In London, Biden said he was not planning to run against Trump. But he didn't rule it out, saying he "had not made any decisions at this point." Biden has said he would decide by January whether to run.

A Morning Consult-Politico poll over the summer concluded that Biden would beat Trump in a hypothetical matchup in the 2020 presidential election.

Biden predicted in London that the Democratic Party would win control of the House of Representatives and the Senate in next month’s midterm elections, a contest he characterized as "a battle for the soul of America."
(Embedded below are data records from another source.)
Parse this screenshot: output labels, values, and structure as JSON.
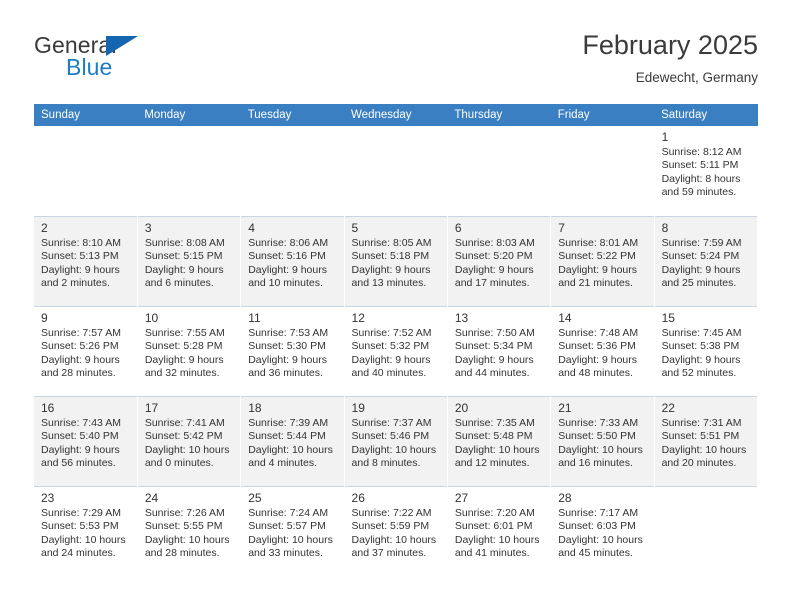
{
  "brand": {
    "name_part1": "General",
    "name_part2": "Blue",
    "triangle_color": "#1565b0",
    "blue_color": "#1d7dc4"
  },
  "header": {
    "title": "February 2025",
    "subtitle": "Edewecht, Germany",
    "header_bg": "#3a7fc1"
  },
  "weekdays": [
    "Sunday",
    "Monday",
    "Tuesday",
    "Wednesday",
    "Thursday",
    "Friday",
    "Saturday"
  ],
  "weeks": [
    [
      {
        "day": "",
        "sunrise": "",
        "sunset": "",
        "daylight1": "",
        "daylight2": "",
        "empty": true
      },
      {
        "day": "",
        "sunrise": "",
        "sunset": "",
        "daylight1": "",
        "daylight2": "",
        "empty": true
      },
      {
        "day": "",
        "sunrise": "",
        "sunset": "",
        "daylight1": "",
        "daylight2": "",
        "empty": true
      },
      {
        "day": "",
        "sunrise": "",
        "sunset": "",
        "daylight1": "",
        "daylight2": "",
        "empty": true
      },
      {
        "day": "",
        "sunrise": "",
        "sunset": "",
        "daylight1": "",
        "daylight2": "",
        "empty": true
      },
      {
        "day": "",
        "sunrise": "",
        "sunset": "",
        "daylight1": "",
        "daylight2": "",
        "empty": true
      },
      {
        "day": "1",
        "sunrise": "Sunrise: 8:12 AM",
        "sunset": "Sunset: 5:11 PM",
        "daylight1": "Daylight: 8 hours",
        "daylight2": "and 59 minutes.",
        "empty": false
      }
    ],
    [
      {
        "day": "2",
        "sunrise": "Sunrise: 8:10 AM",
        "sunset": "Sunset: 5:13 PM",
        "daylight1": "Daylight: 9 hours",
        "daylight2": "and 2 minutes.",
        "empty": false
      },
      {
        "day": "3",
        "sunrise": "Sunrise: 8:08 AM",
        "sunset": "Sunset: 5:15 PM",
        "daylight1": "Daylight: 9 hours",
        "daylight2": "and 6 minutes.",
        "empty": false
      },
      {
        "day": "4",
        "sunrise": "Sunrise: 8:06 AM",
        "sunset": "Sunset: 5:16 PM",
        "daylight1": "Daylight: 9 hours",
        "daylight2": "and 10 minutes.",
        "empty": false
      },
      {
        "day": "5",
        "sunrise": "Sunrise: 8:05 AM",
        "sunset": "Sunset: 5:18 PM",
        "daylight1": "Daylight: 9 hours",
        "daylight2": "and 13 minutes.",
        "empty": false
      },
      {
        "day": "6",
        "sunrise": "Sunrise: 8:03 AM",
        "sunset": "Sunset: 5:20 PM",
        "daylight1": "Daylight: 9 hours",
        "daylight2": "and 17 minutes.",
        "empty": false
      },
      {
        "day": "7",
        "sunrise": "Sunrise: 8:01 AM",
        "sunset": "Sunset: 5:22 PM",
        "daylight1": "Daylight: 9 hours",
        "daylight2": "and 21 minutes.",
        "empty": false
      },
      {
        "day": "8",
        "sunrise": "Sunrise: 7:59 AM",
        "sunset": "Sunset: 5:24 PM",
        "daylight1": "Daylight: 9 hours",
        "daylight2": "and 25 minutes.",
        "empty": false
      }
    ],
    [
      {
        "day": "9",
        "sunrise": "Sunrise: 7:57 AM",
        "sunset": "Sunset: 5:26 PM",
        "daylight1": "Daylight: 9 hours",
        "daylight2": "and 28 minutes.",
        "empty": false
      },
      {
        "day": "10",
        "sunrise": "Sunrise: 7:55 AM",
        "sunset": "Sunset: 5:28 PM",
        "daylight1": "Daylight: 9 hours",
        "daylight2": "and 32 minutes.",
        "empty": false
      },
      {
        "day": "11",
        "sunrise": "Sunrise: 7:53 AM",
        "sunset": "Sunset: 5:30 PM",
        "daylight1": "Daylight: 9 hours",
        "daylight2": "and 36 minutes.",
        "empty": false
      },
      {
        "day": "12",
        "sunrise": "Sunrise: 7:52 AM",
        "sunset": "Sunset: 5:32 PM",
        "daylight1": "Daylight: 9 hours",
        "daylight2": "and 40 minutes.",
        "empty": false
      },
      {
        "day": "13",
        "sunrise": "Sunrise: 7:50 AM",
        "sunset": "Sunset: 5:34 PM",
        "daylight1": "Daylight: 9 hours",
        "daylight2": "and 44 minutes.",
        "empty": false
      },
      {
        "day": "14",
        "sunrise": "Sunrise: 7:48 AM",
        "sunset": "Sunset: 5:36 PM",
        "daylight1": "Daylight: 9 hours",
        "daylight2": "and 48 minutes.",
        "empty": false
      },
      {
        "day": "15",
        "sunrise": "Sunrise: 7:45 AM",
        "sunset": "Sunset: 5:38 PM",
        "daylight1": "Daylight: 9 hours",
        "daylight2": "and 52 minutes.",
        "empty": false
      }
    ],
    [
      {
        "day": "16",
        "sunrise": "Sunrise: 7:43 AM",
        "sunset": "Sunset: 5:40 PM",
        "daylight1": "Daylight: 9 hours",
        "daylight2": "and 56 minutes.",
        "empty": false
      },
      {
        "day": "17",
        "sunrise": "Sunrise: 7:41 AM",
        "sunset": "Sunset: 5:42 PM",
        "daylight1": "Daylight: 10 hours",
        "daylight2": "and 0 minutes.",
        "empty": false
      },
      {
        "day": "18",
        "sunrise": "Sunrise: 7:39 AM",
        "sunset": "Sunset: 5:44 PM",
        "daylight1": "Daylight: 10 hours",
        "daylight2": "and 4 minutes.",
        "empty": false
      },
      {
        "day": "19",
        "sunrise": "Sunrise: 7:37 AM",
        "sunset": "Sunset: 5:46 PM",
        "daylight1": "Daylight: 10 hours",
        "daylight2": "and 8 minutes.",
        "empty": false
      },
      {
        "day": "20",
        "sunrise": "Sunrise: 7:35 AM",
        "sunset": "Sunset: 5:48 PM",
        "daylight1": "Daylight: 10 hours",
        "daylight2": "and 12 minutes.",
        "empty": false
      },
      {
        "day": "21",
        "sunrise": "Sunrise: 7:33 AM",
        "sunset": "Sunset: 5:50 PM",
        "daylight1": "Daylight: 10 hours",
        "daylight2": "and 16 minutes.",
        "empty": false
      },
      {
        "day": "22",
        "sunrise": "Sunrise: 7:31 AM",
        "sunset": "Sunset: 5:51 PM",
        "daylight1": "Daylight: 10 hours",
        "daylight2": "and 20 minutes.",
        "empty": false
      }
    ],
    [
      {
        "day": "23",
        "sunrise": "Sunrise: 7:29 AM",
        "sunset": "Sunset: 5:53 PM",
        "daylight1": "Daylight: 10 hours",
        "daylight2": "and 24 minutes.",
        "empty": false
      },
      {
        "day": "24",
        "sunrise": "Sunrise: 7:26 AM",
        "sunset": "Sunset: 5:55 PM",
        "daylight1": "Daylight: 10 hours",
        "daylight2": "and 28 minutes.",
        "empty": false
      },
      {
        "day": "25",
        "sunrise": "Sunrise: 7:24 AM",
        "sunset": "Sunset: 5:57 PM",
        "daylight1": "Daylight: 10 hours",
        "daylight2": "and 33 minutes.",
        "empty": false
      },
      {
        "day": "26",
        "sunrise": "Sunrise: 7:22 AM",
        "sunset": "Sunset: 5:59 PM",
        "daylight1": "Daylight: 10 hours",
        "daylight2": "and 37 minutes.",
        "empty": false
      },
      {
        "day": "27",
        "sunrise": "Sunrise: 7:20 AM",
        "sunset": "Sunset: 6:01 PM",
        "daylight1": "Daylight: 10 hours",
        "daylight2": "and 41 minutes.",
        "empty": false
      },
      {
        "day": "28",
        "sunrise": "Sunrise: 7:17 AM",
        "sunset": "Sunset: 6:03 PM",
        "daylight1": "Daylight: 10 hours",
        "daylight2": "and 45 minutes.",
        "empty": false
      },
      {
        "day": "",
        "sunrise": "",
        "sunset": "",
        "daylight1": "",
        "daylight2": "",
        "empty": true
      }
    ]
  ]
}
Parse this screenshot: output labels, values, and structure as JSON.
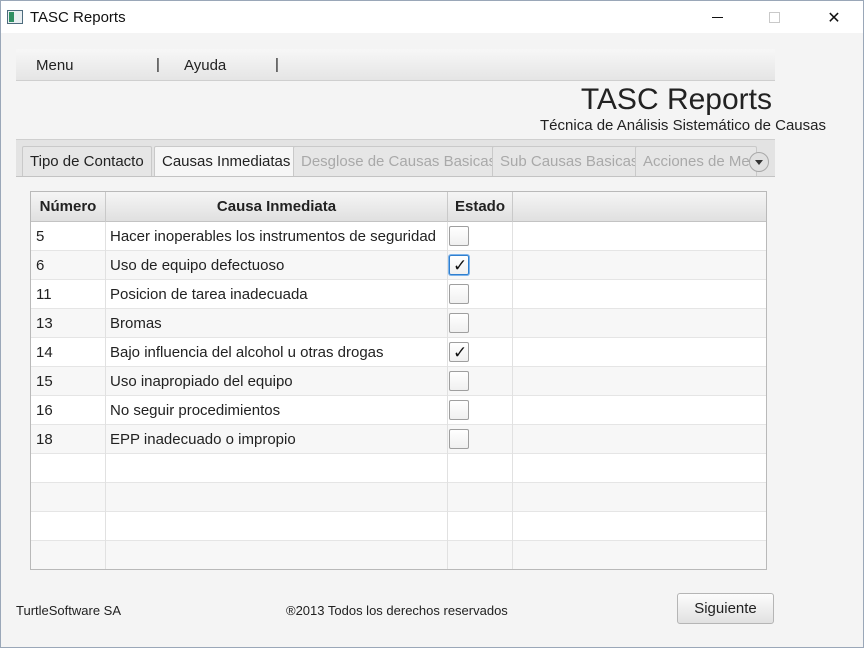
{
  "window": {
    "title": "TASC Reports",
    "controls": {
      "minimize": "minimize-icon",
      "maximize": "maximize-icon",
      "close": "close-icon",
      "close_glyph": "✕"
    }
  },
  "menu": {
    "items": [
      "Menu",
      "Ayuda"
    ],
    "separator": "|"
  },
  "header": {
    "title": "TASC Reports",
    "subtitle": "Técnica de Análisis Sistemático de Causas"
  },
  "tabs": [
    {
      "label": "Tipo de Contacto",
      "state": "normal"
    },
    {
      "label": "Causas Inmediatas",
      "state": "active"
    },
    {
      "label": "Desglose de Causas Basicas",
      "state": "disabled"
    },
    {
      "label": "Sub Causas Basicas",
      "state": "disabled"
    },
    {
      "label": "Acciones de Me",
      "state": "disabled"
    }
  ],
  "table": {
    "columns": [
      "Número",
      "Causa Inmediata",
      "Estado",
      ""
    ],
    "rows": [
      {
        "numero": "5",
        "causa": "Hacer inoperables los instrumentos de seguridad",
        "checked": false,
        "focused": false,
        "check_glyph": ""
      },
      {
        "numero": "6",
        "causa": "Uso de equipo defectuoso",
        "checked": true,
        "focused": true,
        "check_glyph": "✓"
      },
      {
        "numero": "11",
        "causa": "Posicion de tarea inadecuada",
        "checked": false,
        "focused": false,
        "check_glyph": ""
      },
      {
        "numero": "13",
        "causa": "Bromas",
        "checked": false,
        "focused": false,
        "check_glyph": ""
      },
      {
        "numero": "14",
        "causa": "Bajo influencia del alcohol u otras drogas",
        "checked": true,
        "focused": false,
        "check_glyph": "✓"
      },
      {
        "numero": "15",
        "causa": "Uso inapropiado del equipo",
        "checked": false,
        "focused": false,
        "check_glyph": ""
      },
      {
        "numero": "16",
        "causa": "No seguir procedimientos",
        "checked": false,
        "focused": false,
        "check_glyph": ""
      },
      {
        "numero": "18",
        "causa": "EPP inadecuado o impropio",
        "checked": false,
        "focused": false,
        "check_glyph": ""
      }
    ]
  },
  "footer": {
    "company": "TurtleSoftware SA",
    "copyright": "®2013 Todos los derechos reservados",
    "next_button": "Siguiente"
  },
  "colors": {
    "focus_blue": "#2f7fcf",
    "disabled_text": "#a9a9a9",
    "background": "#f4f4f4"
  }
}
"I predict to you that the Democrats will win 40 seats in the House. I also think there is a better than even chance we win the Senate," he said in a Q&A after his address. In a wide-ranging address that covered the United States' "special relationship" with the United Kingdom, as well as the encroaching threats of a more geopolitically assertive China and Russia, Biden said the world was at a "crossroads of competing values," and  "looking inward, turning inward has never, ever worked for us before."

Though Biden did not mention Trump by name, he said a "siren call of phony nationalism" challenges "seven decades of the U.S. underwriting global security" as certain political actors treat "alliances like protection rackets."

Trump has exited or upended trade pacts, withdrawn from the Iran nuclear agreement, abandoned the Paris climate change accord and exacerbated tensions with European Union and North Atlantic Treaty Organization (NATO) allies. 

“Open societies are not self-sustaining,” Biden said. “The system requires constant maintenance.” He said  the world is at an “inflection point” and there is a "contest for the future."  "I have never seen Europe so uncertain and the U.S. in so much doubt," Biden said, referring to Britain's impending departure from the 28-nation EU political bloc, the rise of populist, right-wing governments across the region and intense cultural and political wars at home that span the economy, courts, immigration and gender relations.